Curtain Call: Dean-Charles Chapman

facebooktwitterreddit

What kind of king do you think you’ll be?” —Tywin Lannister

A good king?” —Tommen Baratheon

Tommen did try his best to be a good king, but he was just too young, and too impressionable, and there were too many people trying to use his power for their own aims—his mother, his grandfather, his wife, his priest, his counselors. Eventually, it all just became too much. Appearing in just two fewer episodes than his on-screen brother Joffrey (Jack Gleeson), Dean-Charles Chapman’s King Tommen was everything his twisted and evil brother was not.

Tommen was kind, and cared for the people of King’s Landing. He loved his new wife dearly, while still respectfully loving his mother (something a lot of men in the real world struggle with), and he loved Ser Pounce, his cat. Tommen also loved the Seven gods of the Faith, and perhaps, in the end, this was his downfall.

When looking over the body of his older brother in the Great Sept of Baelor in Season 4, Lord Tywin asked Tommen what made a good king, and without hesitation, Tommen answered holiness, justice, and strength. Tywin reminded his grandson that King Baelor the Blessed was holy, but was not a very good king. Some would say that Tommen was on the path to becoming Tommen the Blessed, with the High Sparrow as his guide.

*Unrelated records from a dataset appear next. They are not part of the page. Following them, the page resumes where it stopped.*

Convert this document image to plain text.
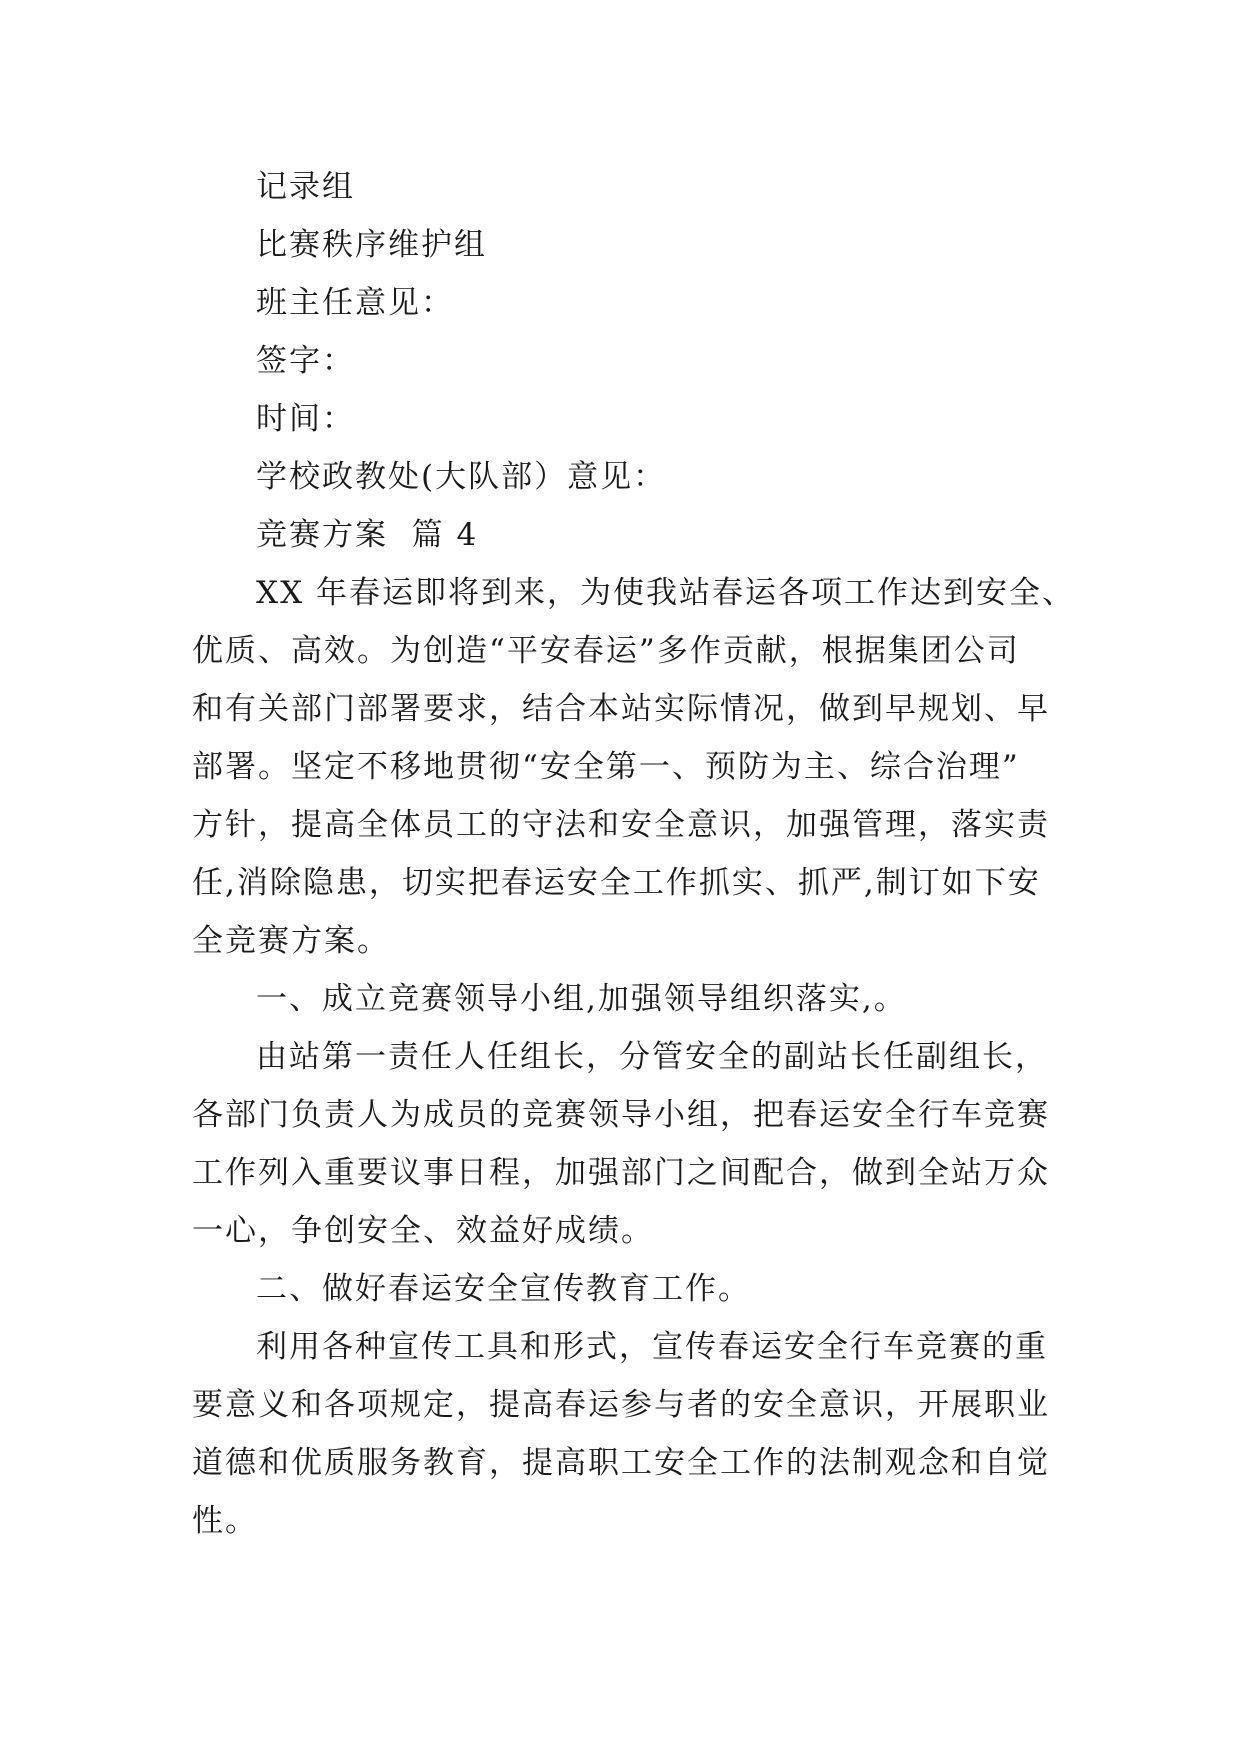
记录组
比赛秩序维护组
班主任意见：
签字：
时间：
学校政教处(大队部）意见：
竞赛方案  篇 4
XX 年春运即将到来，为使我站春运各项工作达到安全、
优质、高效。为创造“平安春运”多作贡献，根据集团公司
和有关部门部署要求，结合本站实际情况，做到早规划、早
部署。坚定不移地贯彻“安全第一、预防为主、综合治理”
方针，提高全体员工的守法和安全意识，加强管理，落实责
任,消除隐患，切实把春运安全工作抓实、抓严,制订如下安
全竞赛方案。
一、成立竞赛领导小组,加强领导组织落实,。
由站第一责任人任组长，分管安全的副站长任副组长，
各部门负责人为成员的竞赛领导小组，把春运安全行车竞赛
工作列入重要议事日程，加强部门之间配合，做到全站万众
一心，争创安全、效益好成绩。
二、做好春运安全宣传教育工作。
利用各种宣传工具和形式，宣传春运安全行车竞赛的重
要意义和各项规定，提高春运参与者的安全意识，开展职业
道德和优质服务教育，提高职工安全工作的法制观念和自觉
性。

Lord Tywin also mentioned that Tommen’s own “father,” King Robert, was a paragon of strength, but was not a good king. It was then that Tommen brightened and answers his grandfather that a king must be wise. If only he had followed through with that answer, he might still be alive.


Throughout Season 6, the stress on Tommen’s face was easy to read; it was taking its toll on him, these decisions. He and Margaery were not sharing a bed, his brother-in-law Loras and his mother were about to be tried by the greatest religious authority in the land, and he was forced to outlaw trial by combat to prevent his mother from having an easy time of it. This is not a weight that someone so young should have to carry, king or not.

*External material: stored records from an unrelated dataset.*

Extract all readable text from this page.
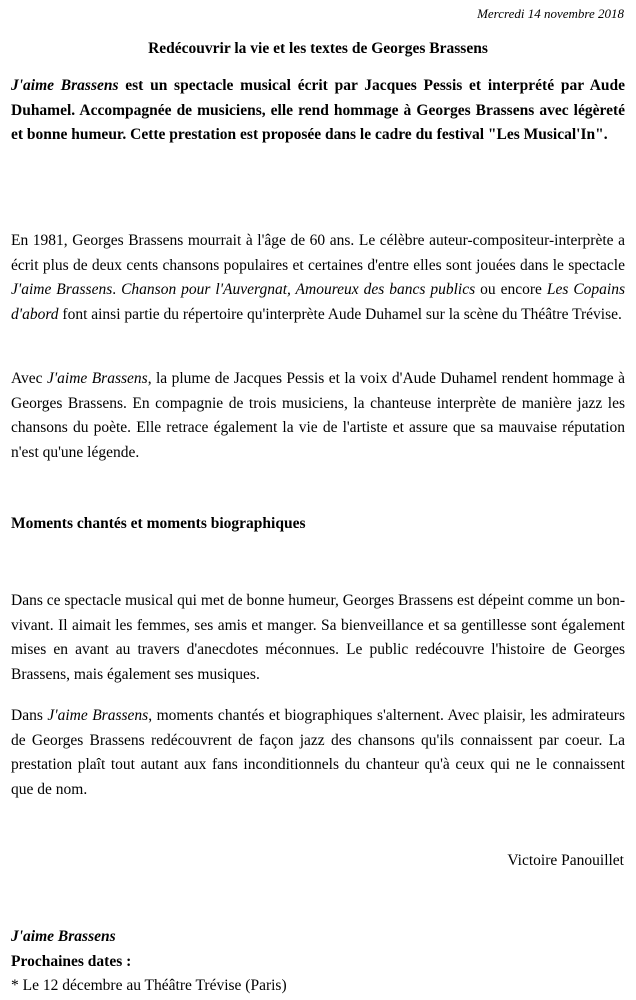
Mercredi 14 novembre 2018
Redécouvrir la vie et les textes de Georges Brassens
J'aime Brassens est un spectacle musical écrit par Jacques Pessis et interprété par Aude Duhamel. Accompagnée de musiciens, elle rend hommage à Georges Brassens avec légèreté et bonne humeur. Cette prestation est proposée dans le cadre du festival "Les Musical'In".
En 1981, Georges Brassens mourrait à l'âge de 60 ans. Le célèbre auteur-compositeur-interprète a écrit plus de deux cents chansons populaires et certaines d'entre elles sont jouées dans le spectacle J'aime Brassens. Chanson pour l'Auvergnat, Amoureux des bancs publics ou encore Les Copains d'abord font ainsi partie du répertoire qu'interprète Aude Duhamel sur la scène du Théâtre Trévise.
Avec J'aime Brassens, la plume de Jacques Pessis et la voix d'Aude Duhamel rendent hommage à Georges Brassens. En compagnie de trois musiciens, la chanteuse interprète de manière jazz les chansons du poète. Elle retrace également la vie de l'artiste et assure que sa mauvaise réputation n'est qu'une légende.
Moments chantés et moments biographiques
Dans ce spectacle musical qui met de bonne humeur, Georges Brassens est dépeint comme un bon-vivant. Il aimait les femmes, ses amis et manger. Sa bienveillance et sa gentillesse sont également mises en avant au travers d'anecdotes méconnues. Le public redécouvre l'histoire de Georges Brassens, mais également ses musiques.
Dans J'aime Brassens, moments chantés et biographiques s'alternent. Avec plaisir, les admirateurs de Georges Brassens redécouvrent de façon jazz des chansons qu'ils connaissent par coeur. La prestation plaît tout autant aux fans inconditionnels du chanteur qu'à ceux qui ne le connaissent que de nom.
Victoire Panouillet
J'aime Brassens
Prochaines dates :
* Le 12 décembre au Théâtre Trévise (Paris)
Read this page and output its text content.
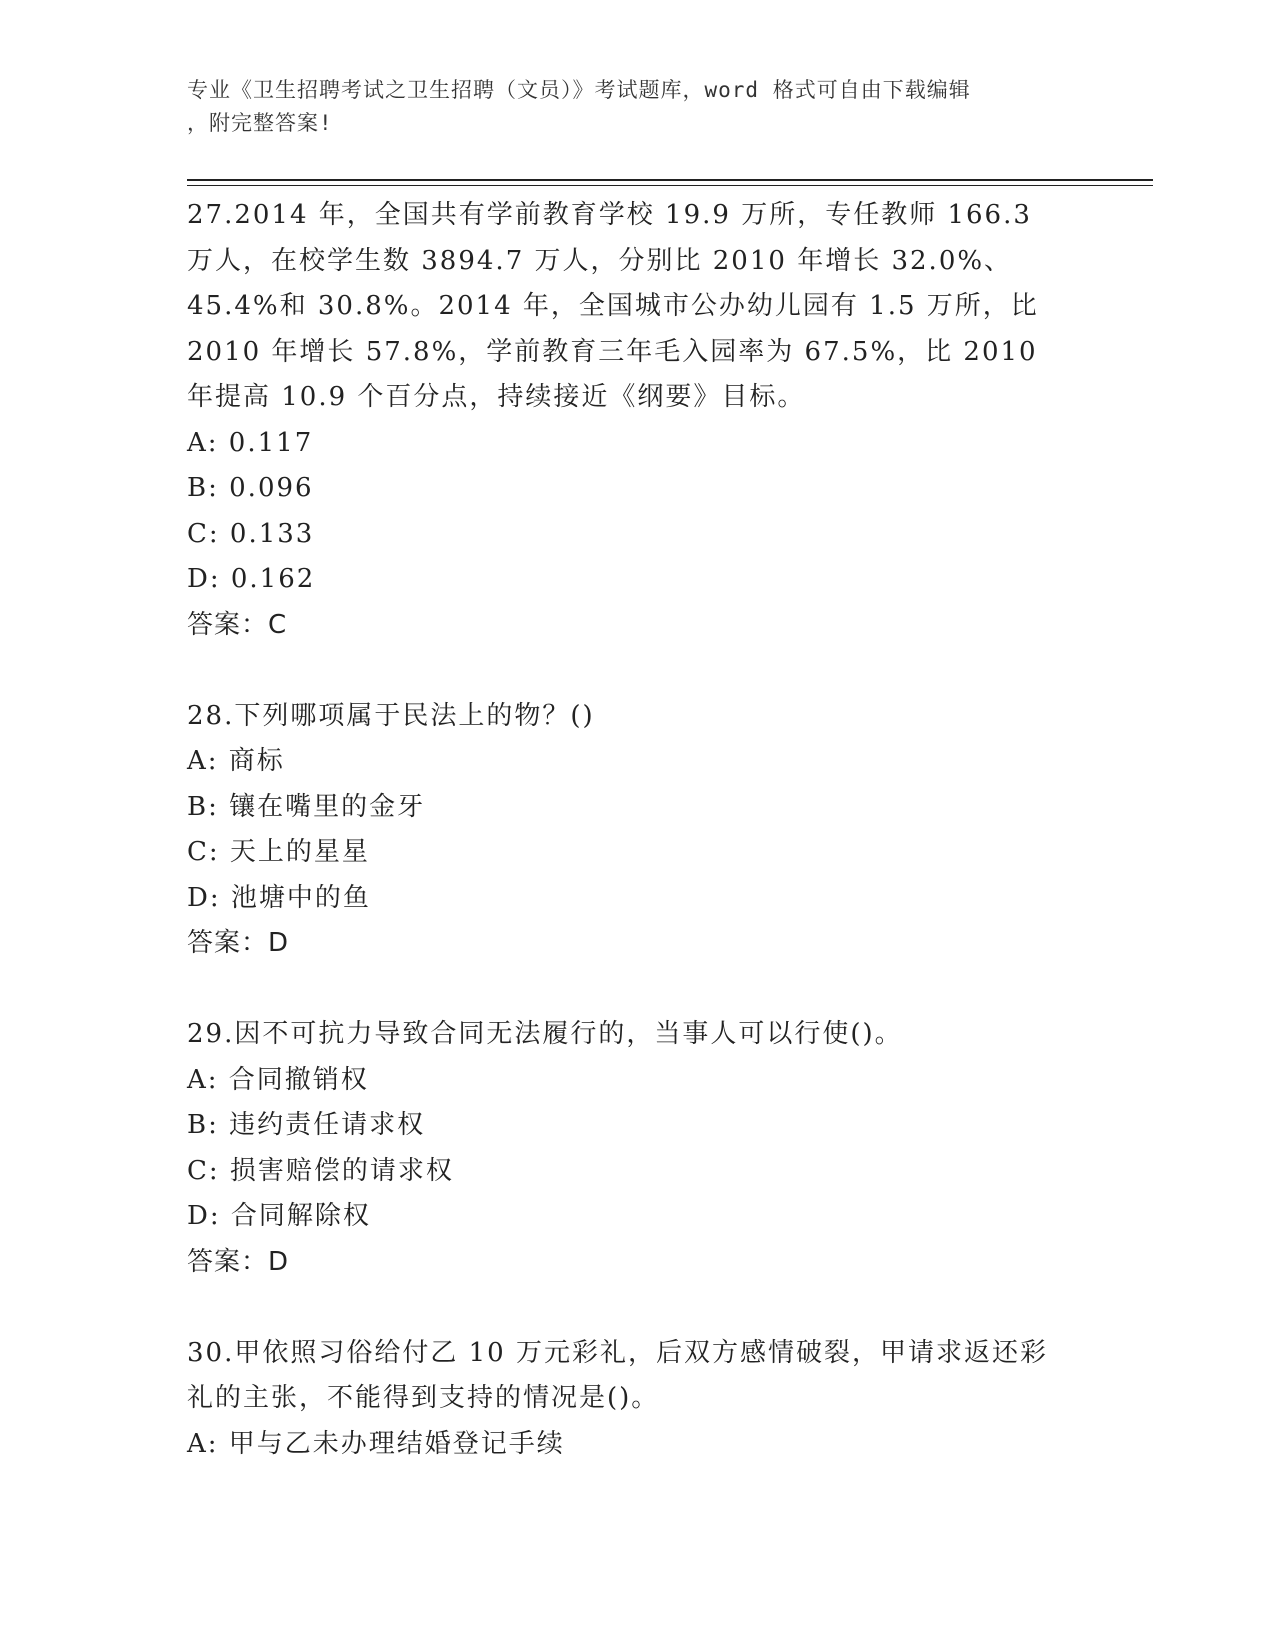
专业《卫生招聘考试之卫生招聘（文员）》考试题库，word 格式可自由下载编辑
，附完整答案!
27.2014 年，全国共有学前教育学校 19.9 万所，专任教师 166.3 万人，在校学生数 3894.7 万人，分别比 2010 年增长 32.0%、45.4%和 30.8%。2014 年，全国城市公办幼儿园有 1.5 万所，比 2010 年增长 57.8%，学前教育三年毛入园率为 67.5%，比 2010 年提高 10.9 个百分点，持续接近《纲要》目标。
A: 0.117
B: 0.096
C: 0.133
D: 0.162
答案：C
28.下列哪项属于民法上的物？()
A: 商标
B: 镶在嘴里的金牙
C: 天上的星星
D: 池塘中的鱼
答案：D
29.因不可抗力导致合同无法履行的，当事人可以行使()。
A: 合同撤销权
B: 违约责任请求权
C: 损害赔偿的请求权
D: 合同解除权
答案：D
30.甲依照习俗给付乙 10 万元彩礼，后双方感情破裂，甲请求返还彩礼的主张，不能得到支持的情况是()。
A: 甲与乙未办理结婚登记手续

Dean-Charles Chapman handled all of this material like the consummate professional he has become during his time on the show. Chapman joined the show in Season 3, playing Martyn Lannister, one the hostages Lord Karstark killed in defiance of Robb’s orders. His first appearance as Tommen was in Season 4’s “The Lion the Rose” (the part was previously played by Callum Wharry) the episode where his brother died at his own wedding feast.

Chapman made his first splash as Tommen in “Oathkeeper,” when Margaery stole into his bed chamber and Tommen introduced her to his favorite pet cat, Ser Pounce. In Season 5, we watched Chapman tackle Tommen’s maturation, as he consummated his marriage to Margaery, asked if he’d done it right, if he had hurt her, and when could they do it again. This was a nice boy, too nice for Westeros.

After watching everything he thought he held dear go up in smoke in “The Winds of Winter,” Tommen could no longer face this new, cruel world that his mother had wrought. He dealt with it by taking his own life.

Chapman is currently portraying Harry Ward on BBC One’s Ripper Street, so don’t worry about his prospects. We’re going to miss Dean-Charles Chapman and the sunny disposition that he brought to a dark show. And as morbid as it sounds, perhaps it’s better Tommen won’t be around for what’s comes next for King’s Landing and Cersei. In the game of thrones, sometimes a king must be sacrificed, in order to crown the queen.